Vor das Urlaubsglück haben die Götter den Instructor gesetzt. Jedenfalls, wenn es um eine Tour in einem gemieteten Hausboot geht. In unserem Fall heißt der Instructor Shane, ein smarter junger Typ. Freundlich empfängt er uns in Quigley’s Marina, Killinure-Point, am Shannon River in Irland. Es ist der Heimathafen der Locaboat-Flotte auf der grünen Insel.
Unser schwimmendes Zuhause für die vor uns liegende Woche heißt „Castlefore“, was irgendwie robust und beschützend klingt. Und Shane erklärt uns dessen Handhabung in einer Art Crash-Kurs. Was wir wiederum nicht wörtlich nehmen sollen. „Ein Boot zu navigieren, ist viel einfacher als Autofahren“, versichert unser Instructor. Es gebe schließlich nur das Steuerrad und einen verchromten Bedienungshebel.
Shane: „Hebel nach vorn – fahren. Hebel weit nach vorn – schnell fahren. Hebel zurück …“ Wir ahnen es: Das Boot bremst, bleibt stehen, fährt zurück. Allerdings in eine Richtung, die so gar nicht gewollt war. Wir merken: Nicht Schalten, sondern Steuern stellt das Problem für den angehenden Skipper dar. Ja, als Laie wundert man sich, wie schwierig es ist, mit einem Boot geradeaus zu fahren. Da bekommt „Kreuzfahrt“ plötzlich eine völlig neue Bedeutung …
Im Zickzack-Kurs geht es also raus ins Lough Ree. Loughs werden in Irland die Stellen im Shannon River genannt, wo sich der Fluss zu einem See verbreitert. Hier ist das Wasser
kabbelig, die Vielzahl an kleinen Inseln verwirrend. Und an den Ufern gibt es diverse Untiefen. Zum Glück haben wir eine gute Seekarte an Bord, in der die Fahrrinne verzeichnet ist. „Wenn ihr flussabwärts fahrt, müssen die roten Markierungen rechter Hand sein, die grünen links“, erklärt Shane. „Flussaufwärts ist es dann umgekehrt.“ Alles klar.
Zurück in der Marina – das erste Anlegemanöver klappt dank der Hilfe des Instructors erstaunlich gut – beschließen wir, den Start unserer Shannon-Tour auf den nächsten Tag zu verschieben. Der heutige war ereignisreich genug.
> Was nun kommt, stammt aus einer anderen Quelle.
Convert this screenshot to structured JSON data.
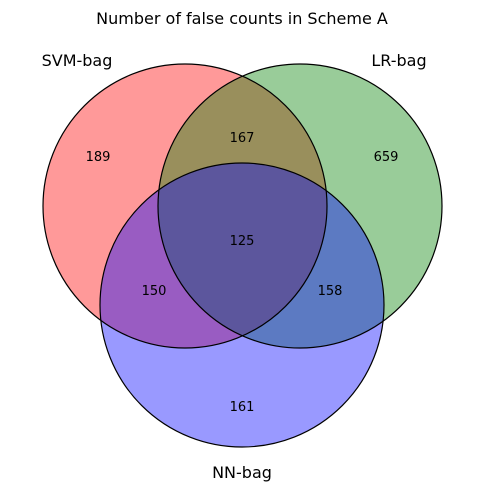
{
  "title": "Number of false counts in Scheme A",
  "sets": [
    {
      "name": "SVM-bag",
      "color": "#ff0000"
    },
    {
      "name": "LR-bag",
      "color": "#008000"
    },
    {
      "name": "NN-bag",
      "color": "#0000ff"
    }
  ],
  "regions": {
    "svm_only": "189",
    "lr_only": "659",
    "nn_only": "161",
    "svm_lr": "167",
    "svm_nn": "150",
    "lr_nn": "158",
    "all_three": "125"
  },
  "fill_opacity": 0.4
}
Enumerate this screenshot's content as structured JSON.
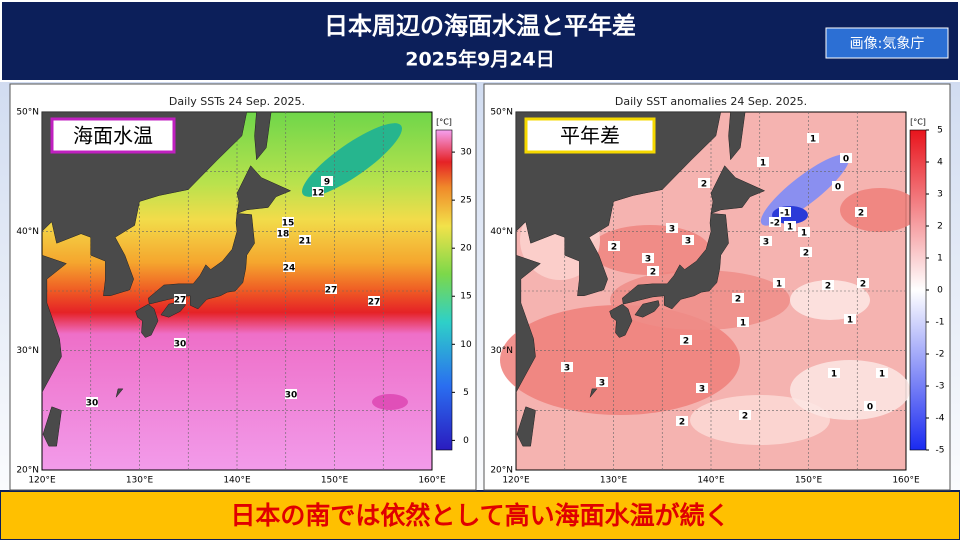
{
  "header": {
    "title": "日本周辺の海面水温と平年差",
    "date": "2025年9月24日",
    "credit": "画像:気象庁"
  },
  "maps": [
    {
      "chart_title": "Daily SSTs 24 Sep. 2025.",
      "label": "海面水温",
      "unit": "[°C]",
      "colorbar_ticks": [
        0,
        5,
        10,
        15,
        20,
        25,
        30
      ],
      "lat_labels": [
        "50°N",
        "40°N",
        "30°N",
        "20°N"
      ],
      "lon_labels": [
        "120°E",
        "130°E",
        "140°E",
        "150°E",
        "160°E"
      ],
      "contour_labels": [
        9,
        12,
        15,
        18,
        21,
        24,
        27,
        27,
        27,
        30,
        30,
        30
      ]
    },
    {
      "chart_title": "Daily SST anomalies 24 Sep. 2025.",
      "label": "平年差",
      "unit": "[°C]",
      "colorbar_ticks": [
        -5,
        -4,
        -3,
        -2,
        -1,
        0,
        1,
        2,
        3,
        4,
        5
      ],
      "lat_labels": [
        "50°N",
        "40°N",
        "30°N",
        "20°N"
      ],
      "lon_labels": [
        "120°E",
        "130°E",
        "140°E",
        "150°E",
        "160°E"
      ],
      "contour_labels": [
        2,
        3,
        3,
        2,
        3,
        2,
        2,
        1,
        1,
        2,
        3,
        3,
        3,
        2,
        2,
        1,
        1,
        0,
        0,
        -1,
        -2,
        1,
        1,
        3,
        2,
        2,
        2,
        2,
        1,
        1,
        1,
        0
      ]
    }
  ],
  "footer": {
    "text": "日本の南では依然として高い海面水温が続く"
  }
}
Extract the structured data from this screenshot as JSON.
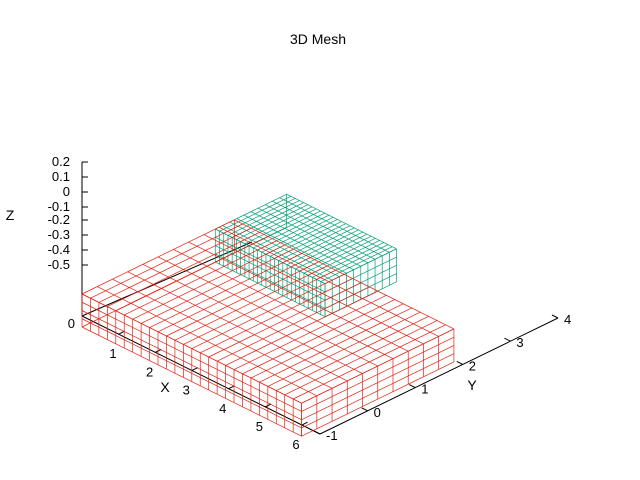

Frühflug von Hamburg nach Dublin, Überlandfahrt mit dem Fernbus nach Athlone, Taxi-Transfer, Einrichten auf dem Boot, Probefahrt.
Wir machen einen kurzen Spaziergang, gehen in das uns empfohlene Restaurant. Eine gute Entscheidung. Hier in den Killinure Chalets wird mir das wohl beste Steak meines Lebens serviert. Es ist saftig, zart und reicht über den Tellerrand hinaus. Dazu ein dunkles Starkbier – wir sind in Irland angekommen.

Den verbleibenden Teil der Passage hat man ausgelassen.